Hawkeye makes it easy to export eye tracking data collected during tests. This lets you dig into the numbers and analyze your data however you'd like.

Hawkeye separates data into different files for each webpage or image a test subject interacts with. For example, if the user starts on your homepage and then visits their profile, the data will be separated out into two CSVs.

Hawkeye exports include three types of data: Fixations / Eye Positions, Touches, and UI Element Stats. You can view a sample export here.

Fixations / Eye Positions

During a test, Hawkeye captures where on the screen the user is looking 30 times per second. A list of these eye positions is available in the raw-eye-position-data folder of your export.

For each eye position, the following information is included:

  • started_at: The time the eye position began. Generally, this will be the same as ended_at.
  • ended_at: The time the eye position ended. Generally, this will be the same as started_at.
  • element_uid: The UID of the UI element the user was looking at.
  • standard_deviation: An estimation of how much the user's eyes were moving at this point in time. Equals the standard deviation of the 10 previous eye positions
  • x_pos: The x position on the screen the user was looking at, adjusted for scroll offset. Measured from the left side of the screen.
  • y_pos: The y position on the screen the user was looking at, adjusted for scroll offset.
  • abs_x_pos: The absolute x position on the screen the user was looking at, without taking into account scroll offsets.
  • abs_y_pos: The absolute y position on the screen the user was looking at, without taking into account scroll offsets.
  • relative_x_pos: The x position of where the user was looking within the nearest UI element.
  • relative_x_pos: The y position of where the user was looking within the nearest UI element.
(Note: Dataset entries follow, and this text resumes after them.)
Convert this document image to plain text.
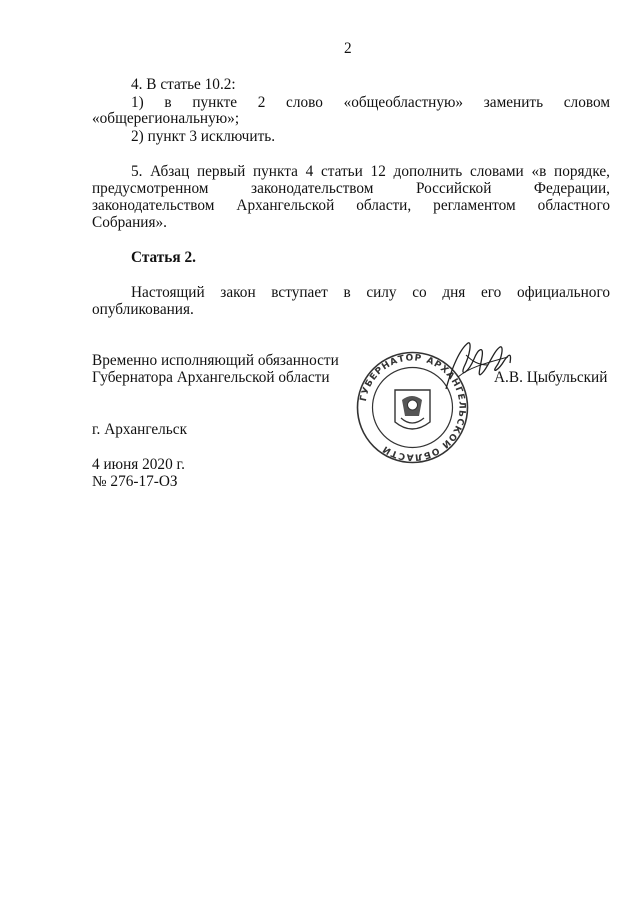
2
4. В статье 10.2:
1) в пункте 2 слово «общеобластную» заменить словом
«общерегиональную»;
2) пункт 3 исключить.
5. Абзац первый пункта 4 статьи 12 дополнить словами «в порядке,
предусмотренном законодательством Российской Федерации,
законодательством Архангельской области, регламентом областного
Собрания».
Статья 2.
Настоящий закон вступает в силу со дня его официального
опубликования.
Временно исполняющий обязанности
Губернатора Архангельской области	А.В. Цыбульский
ГУБЕРНАТОР АРХАНГЕЛЬСКОЙ ОБЛАСТИ
г. Архангельск
4 июня 2020 г.
№ 276-17-ОЗ
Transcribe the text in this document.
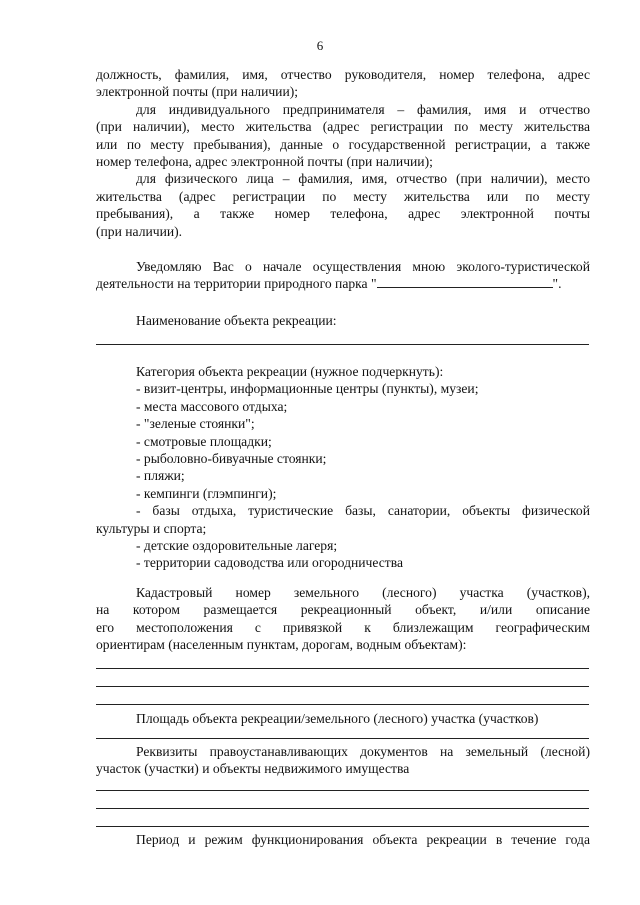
6
должность, фамилия, имя, отчество руководителя, номер телефона, адрес
электронной почты (при наличии);
для индивидуального предпринимателя – фамилия, имя и отчество
(при наличии), место жительства (адрес регистрации по месту жительства
или по месту пребывания), данные о государственной регистрации, а также
номер телефона, адрес электронной почты (при наличии);
для физического лица – фамилия, имя, отчество (при наличии), место
жительства (адрес регистрации по месту жительства или по месту
пребывания), а также номер телефона, адрес электронной почты
(при наличии).
Уведомляю Вас о начале осуществления мною эколого-туристической
деятельности на территории природного парка "	".
Наименование объекта рекреации:
Категория объекта рекреации (нужное подчеркнуть):
- визит-центры, информационные центры (пункты), музеи;
- места массового отдыха;
- "зеленые стоянки";
- смотровые площадки;
- рыболовно-бивуачные стоянки;
- пляжи;
- кемпинги (глэмпинги);
- базы отдыха, туристические базы, санатории, объекты физической
культуры и спорта;
- детские оздоровительные лагеря;
- территории садоводства или огородничества
Кадастровый номер земельного (лесного) участка (участков),
на котором размещается рекреационный объект, и/или описание
его местоположения с привязкой к близлежащим географическим
ориентирам (населенным пунктам, дорогам, водным объектам):
Площадь объекта рекреации/земельного (лесного) участка (участков)
Реквизиты правоустанавливающих документов на земельный (лесной)
участок (участки) и объекты недвижимого имущества
Период и режим функционирования объекта рекреации в течение года
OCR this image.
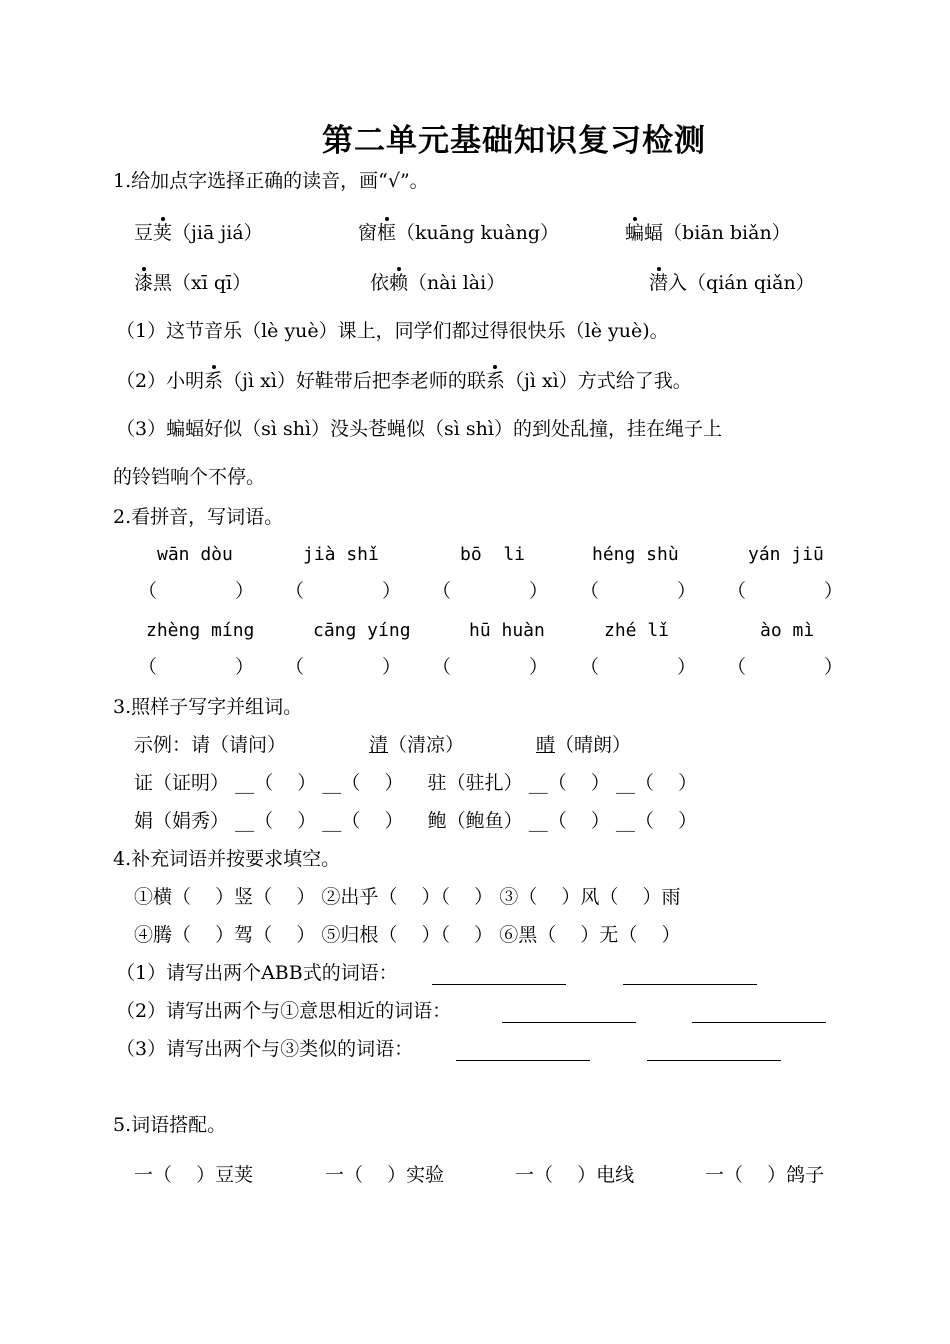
第二单元基础知识复习检测
1.给加点字选择正确的读音，画“√”。
豆荚（jiā jiá）	窗框（kuāng kuàng）	蝙蝠（biān biǎn）
漆黑（xī qī）	依赖（nài lài）	潜入（qián qiǎn）
（1）这节音乐（lè yuè）课上，同学们都过得很快乐（lè yuè)。
（2）小明系（jì xì）好鞋带后把李老师的联系（jì xì）方式给了我。
（3）蝙蝠好似（sì shì）没头苍蝇似（sì shì）的到处乱撞，挂在绳子上
的铃铛响个不停。
2.看拼音，写词语。
wān dòu	jià shǐ	bō  li	héng shù	yán jiū
（	） （	） （	） （	） （	）
zhèng míng	cāng yíng	hū huàn	zhé lǐ	ào mì
（	） （	） （	） （	） （	）
3.照样子写字并组词。
示例：请（请问）	清（清凉）	晴（晴朗）
证（证明） __（    ） __（    ） 驻（驻扎） __（    ） __（    ）
娟（娟秀） __（    ） __（    ） 鲍（鲍鱼） __（    ） __（    ）
4.补充词语并按要求填空。
①横（    ）竖（    ） ②出乎（    ）（    ） ③（    ）风（    ）雨
④腾（    ）驾（    ） ⑤归根（    ）（    ） ⑥黑（    ）无（    ）
（1）请写出两个ABB式的词语：
（2）请写出两个与①意思相近的词语：
（3）请写出两个与③类似的词语：
5.词语搭配。
一（    ）豆荚	一（    ）实验	一（    ）电线	一（    ）鸽子
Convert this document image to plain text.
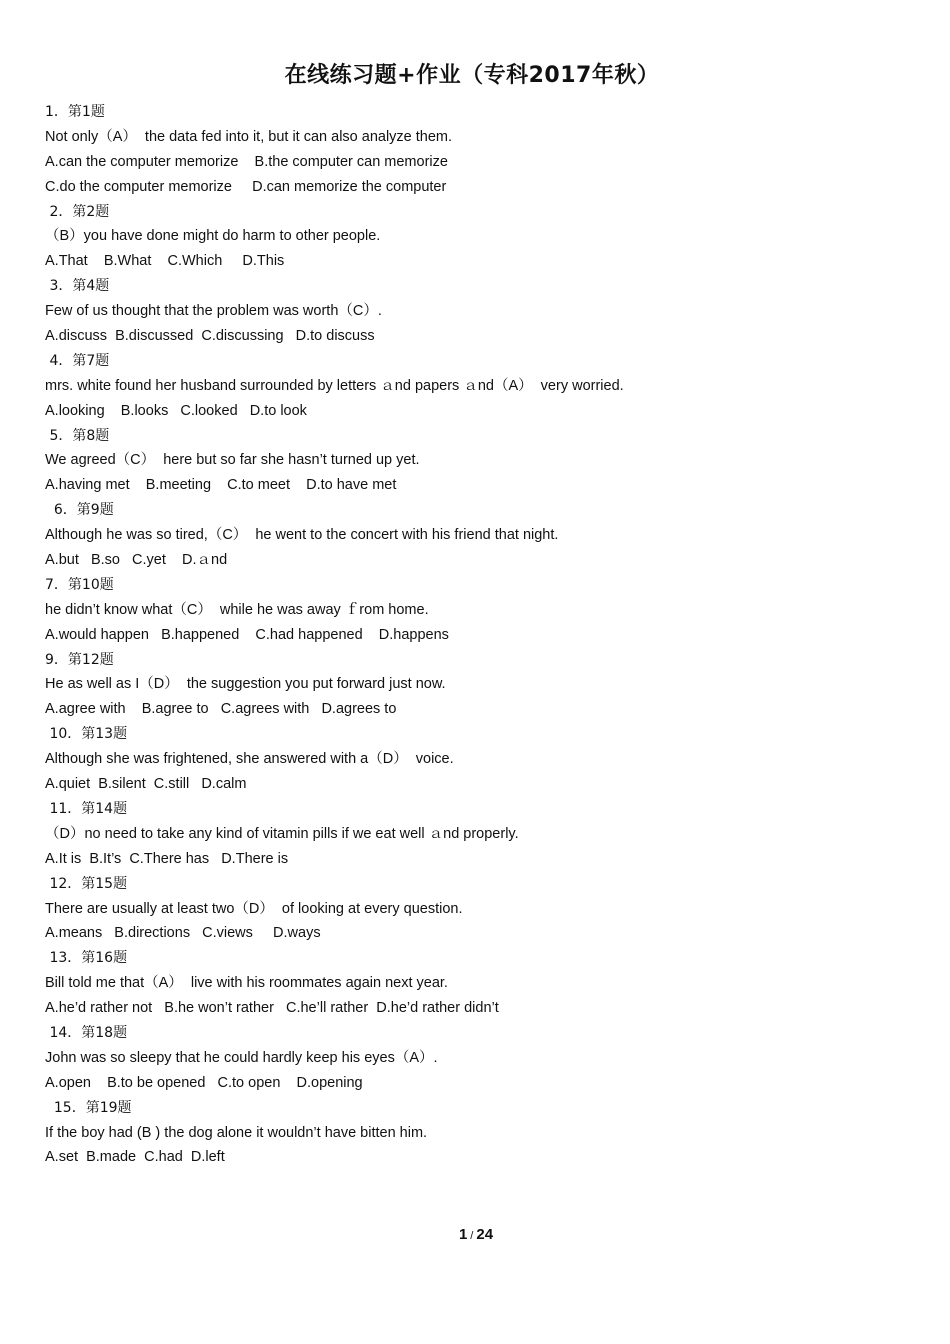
在线练习题+作业（专科2017年秋）
1．第1题
Not only（A）  the data fed into it, but it can also analyze them.
A.can the computer memorize    B.the computer can memorize
C.do the computer memorize     D.can memorize the computer
2．第2题
（B）you have done might do harm to other people.
A.That    B.What    C.Which     D.This
3．第4题
Few of us thought that the problem was worth（C）.
A.discuss  B.discussed  C.discussing   D.to discuss
4．第7题
mrs. white found her husband surrounded by letters ａnd papers ａnd（A）  very worried.
A.looking    B.looks   C.looked   D.to look
5．第8题
We agreed（C）  here but so far she hasn’t turned up yet.
A.having met    B.meeting    C.to meet    D.to have met
6．第9题
Although he was so tired,（C）  he went to the concert with his friend that night.
A.but   B.so   C.yet    D.ａnd
7．第10题
he didn’t know what（C）  while he was away ｆrom home.
A.would happen   B.happened    C.had happened    D.happens
9．第12题
He as well as I（D）  the suggestion you put forward just now.
A.agree with    B.agree to   C.agrees with   D.agrees to
10．第13题
Although she was frightened, she answered with a（D）  voice.
A.quiet  B.silent  C.still   D.calm
11．第14题
（D）no need to take any kind of vitamin pills if we eat well ａnd properly.
A.It is  B.It’s  C.There has   D.There is
12．第15题
There are usually at least two（D）  of looking at every question.
A.means   B.directions   C.views     D.ways
13．第16题
Bill told me that（A）  live with his roommates again next year.
A.he’d rather not   B.he won’t rather   C.he’ll rather  D.he’d rather didn’t
14．第18题
John was so sleepy that he could hardly keep his eyes（A）.
A.open    B.to be opened   C.to open    D.opening
15．第19题
If the boy had (B ) the dog alone it wouldn’t have bitten him.
A.set  B.made  C.had  D.left
1 / 24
All screen positions are measured from the top left corner of the screen with x representing the horizontal axis and y the vertical axis.

The difference between position, absolute position, and relative position

A common point of confusion is the difference between the three different positions included for each eye position.

Pos equals the eye position adjusted for the scroll offset. For instance, if the user scrolls down the page, y_pos will be the distance from where they are looking to the top of the scroll content, not to the top of the phone.

Abs_pos equals the eye position relative to the screen, without taking into account scroll position. For instance, if the user looks at the same position on the screen while scrolling, abs_pos will stay the same.

Relative_pos equals the eye position relative to the UI element the user is looking at. For instance, if the user is looking at a button, relative_pos tells you where on the button they are looking taking the top left of the UI element as zero. This is useful if you want to track looks within a particular UI element.

Touches

Hawkeye also records the taps and scrolls a user performs during a test. A list of each location the user touches the screen is available in the raw-touch-data folder of your export.

For each touch, the following values are recorded:

  • x_pos: The x location of the touch, adjusted for scroll position.
  • y_pos: The y location of the touch, adjusted for scroll position.
  • element_uid: The identifier of the element the user is touching.
  • timestamp: When the touch occurred, relative to the start of the test.
  • relative_x_pos: Location of the touch in the x direction relative to the element being touched.
  • relative_y_pos: Location of the touch in the y direction relative to the element being touched.

UI Element Stats

In addition to raw eye position and touch data, Hawkeye automatically generates statistics for each UI element the user looks at with. A list of these stats can be found in the ui-element-data folder of your export.

The following information is included for each UI element:

  • uid: The UID of the element
  • looks_count: The number of times the user looked at this element.
  • unique_looks_count: The number of users who looked at this element at least once.
  • avg_first_look: The time the user first looked at the element.
  • avg_last_look: The time the user last looked at the element.
  • avg_look_duration: The average duration of a fixation on this element.
  • taps_count: The number of times the user tapped this element.
  • unique_taps_count: The number of users who tapped this element at least once.
  • avg_first_tap: The time the user first tapped the element.
  • avg_last_tap: The time the user last tapped the element.